Since 2020 and the onset of the pandemic, there has been an understandable increase in the focus on individual health, as well as that of the wider business. This is, Decandia believes, a welcome development. And one which has refocused procurement’s approach to relationship building in every sense.
“Obviously the way you treated constituents before the pandemic really manifested itself during the pandemic,” he says. “What we’re finding is that there are winners and losers within the various industry groups.
"Share is being lost and share is being captured. What role are supply chain, employees, and suppliers playing in your ability to capture and maintain share in a world where there is so much unpredictability?”
It’s a phrase that DeCandia used in a previous assignment to describe how the sustainability focus had shifted from shaping events between the four walls of a company, to the influence that companies can have on their wider supplier ecosystem.

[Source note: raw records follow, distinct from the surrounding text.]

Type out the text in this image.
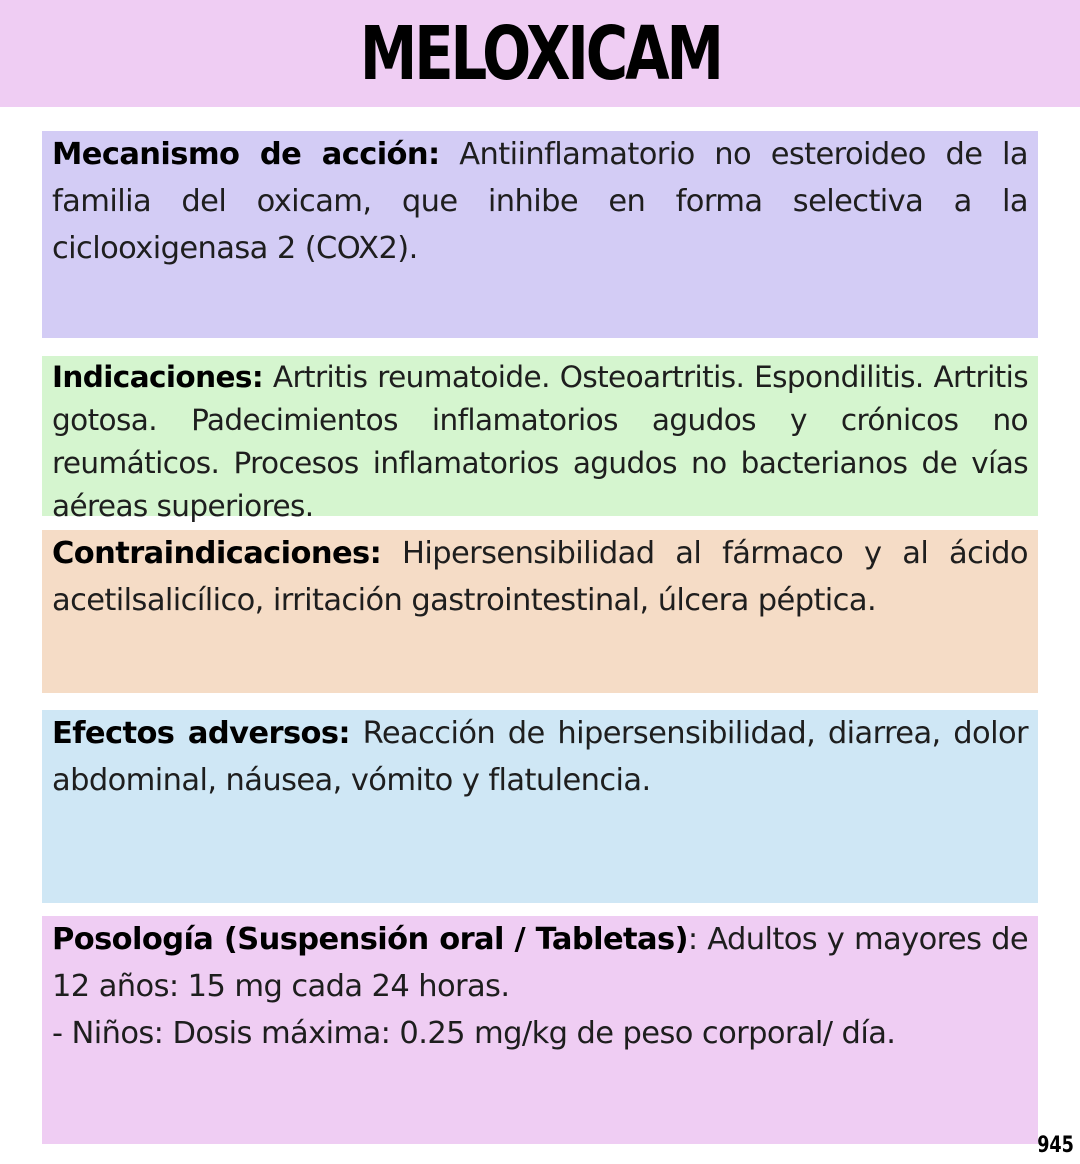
MELOXICAM

Mecanismo de acción: Antiinflamatorio no esteroideo de la familia del oxicam, que inhibe en forma selectiva a la ciclooxigenasa 2 (COX2).

Indicaciones: Artritis reumatoide. Osteoartritis. Espondilitis. Artritis gotosa. Padecimientos inflamatorios agudos y crónicos no reumáticos. Procesos inflamatorios agudos no bacterianos de vías aéreas superiores.

Contraindicaciones: Hipersensibilidad al fármaco y al ácido acetilsalicílico, irritación gastrointestinal, úlcera péptica.

Efectos adversos: Reacción de hipersensibilidad, diarrea, dolor abdominal, náusea, vómito y flatulencia.

Posología (Suspensión oral / Tabletas): Adultos y mayores de 12 años: 15 mg cada 24 horas.

- Niños: Dosis máxima: 0.25 mg/kg de peso corporal/ día.

945
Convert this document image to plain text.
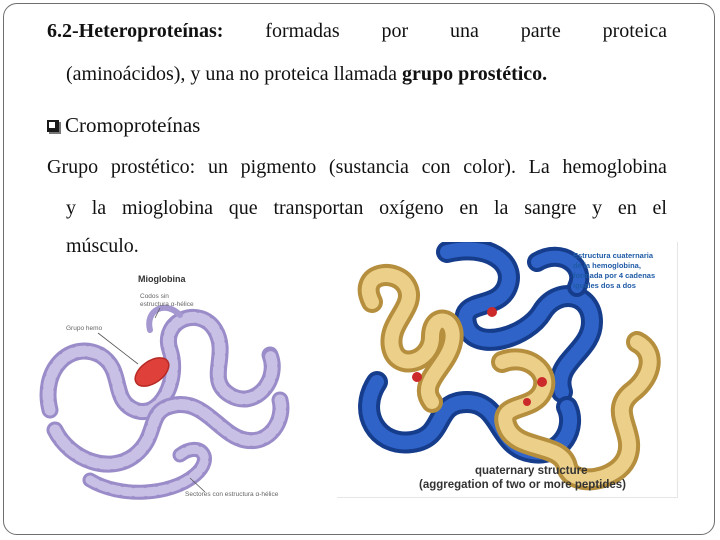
6.2-Heteroproteínas: formadas por una parte proteica
(aminoácidos), y una no proteica llamada grupo prostético.
Cromoproteínas
Grupo prostético: un pigmento (sustancia con color). La hemoglobina
y la mioglobina que transportan oxígeno en la sangre y en el
músculo.
Mioglobina
Codos sin
estructura α-hélice
Grupo hemo
Sectores con estructura α-hélice
Estructura cuaternaria
de la hemoglobina,
formada por 4 cadenas
iguales dos a dos
quaternary structure
(aggregation of two or more peptides)
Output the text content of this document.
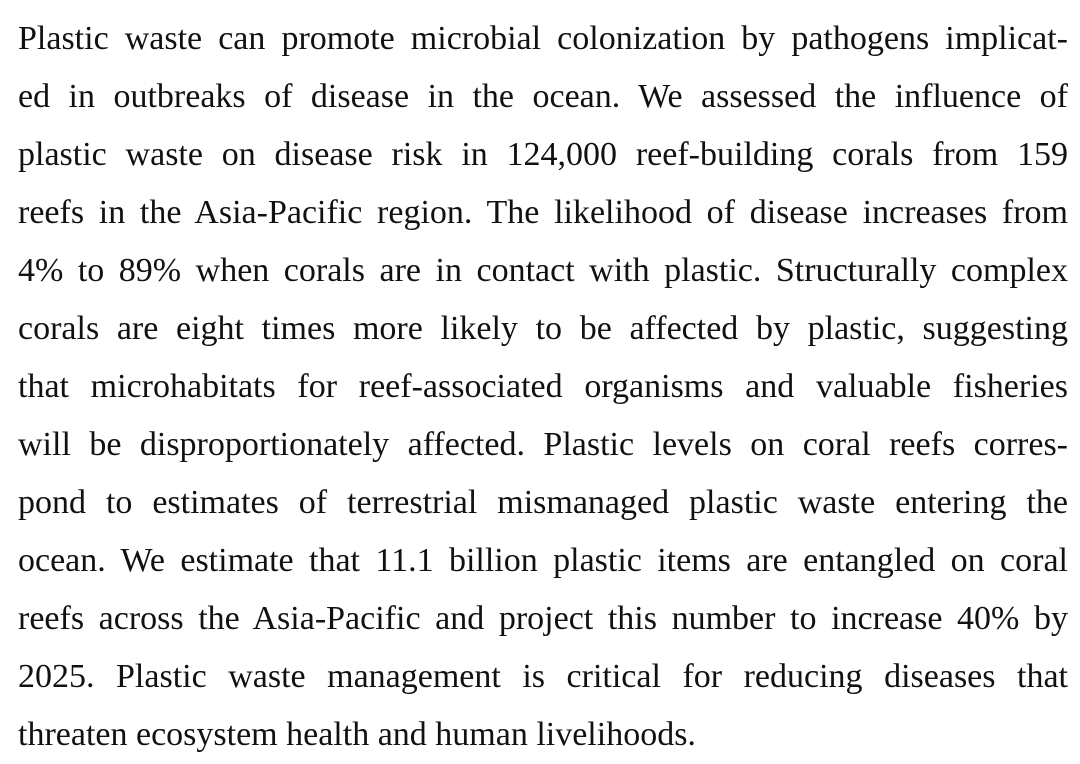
Plastic waste can promote microbial colonization by pathogens implicat-
ed in outbreaks of disease in the ocean. We assessed the influence of
plastic waste on disease risk in 124,000 reef-building corals from 159
reefs in the Asia-Pacific region. The likelihood of disease increases from
4% to 89% when corals are in contact with plastic. Structurally complex
corals are eight times more likely to be affected by plastic, suggesting
that microhabitats for reef-associated organisms and valuable fisheries
will be disproportionately affected. Plastic levels on coral reefs corres-
pond to estimates of terrestrial mismanaged plastic waste entering the
ocean. We estimate that 11.1 billion plastic items are entangled on coral
reefs across the Asia-Pacific and project this number to increase 40% by
2025. Plastic waste management is critical for reducing diseases that
threaten ecosystem health and human livelihoods.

“There’s a lot more ‘ands’ in that relationship now,” he says. “There’s value, and there’s innovation and there’s good and there’s positive impact on the world. You get into things like the environment and things like the social impact of procurement.”
He goes on to say that if supply chains were traditionally looked upon merely as a point of execution, then that’s no longer the case.
“At the end of the day, when you’re providing your goods or your service to a particular customer, they’re completely blind to all the partners that are needed to do that,” he says. “It’s your name and your reputation that’s tied to that brand.”
All of which shines a light on just how critical it is we operate with transparency, and for businesses to know exactly who they’re working with across their supply chain.
Despite its growing sphere of influence, procurement can only do so much on its own. “You have to make your sustainability goals and some of your broader positive impact goals be beyond the purview of the procurement function,” says DeCandia. “They have to engage the budget holders because, in reality, the budget holders are the place where you can make that difference.”
DeCandia talks about his own experience at Johnson & Johnson, when he was parachuted in as the company’s CPO seven years ago, and the focus he placed on diversity within the firm’s supply base. A central ambition was to double the spend with diverse suppliers while, at the same time, turning that aim from one that was US-centric into something truly global. Based on the three principles of people, process, and technology he set to work.
After launching a global e-marketplace, he kicked off a project that aimed to integrate a diverse supplier marketplace within this wider framework.
“Could we create technology enablement to be able to direct buying from diverse suppliers globally from any budget owners’ seat?” he says. “In many cases these suppliers were very local. This was rolled out in countries like the UK, South Africa, even China. The local internal business owners who own the budget had greater access to positive social impact within their own communities. What we saw was a 100% growth globally in diverse supplier spend.”
Keeping things simple and putting the power in the hands of the hands of budget owners delivered enormous and lasting change. And it’s a model DeCandia believes can be rolled out elsewhere.
His voice is one of the most influential in procurement; even in retirement, his views carry considerable weight. While the role of the procurement function decades from now remains uncertain, DeCandia offers the function a window into not only its past but also its future.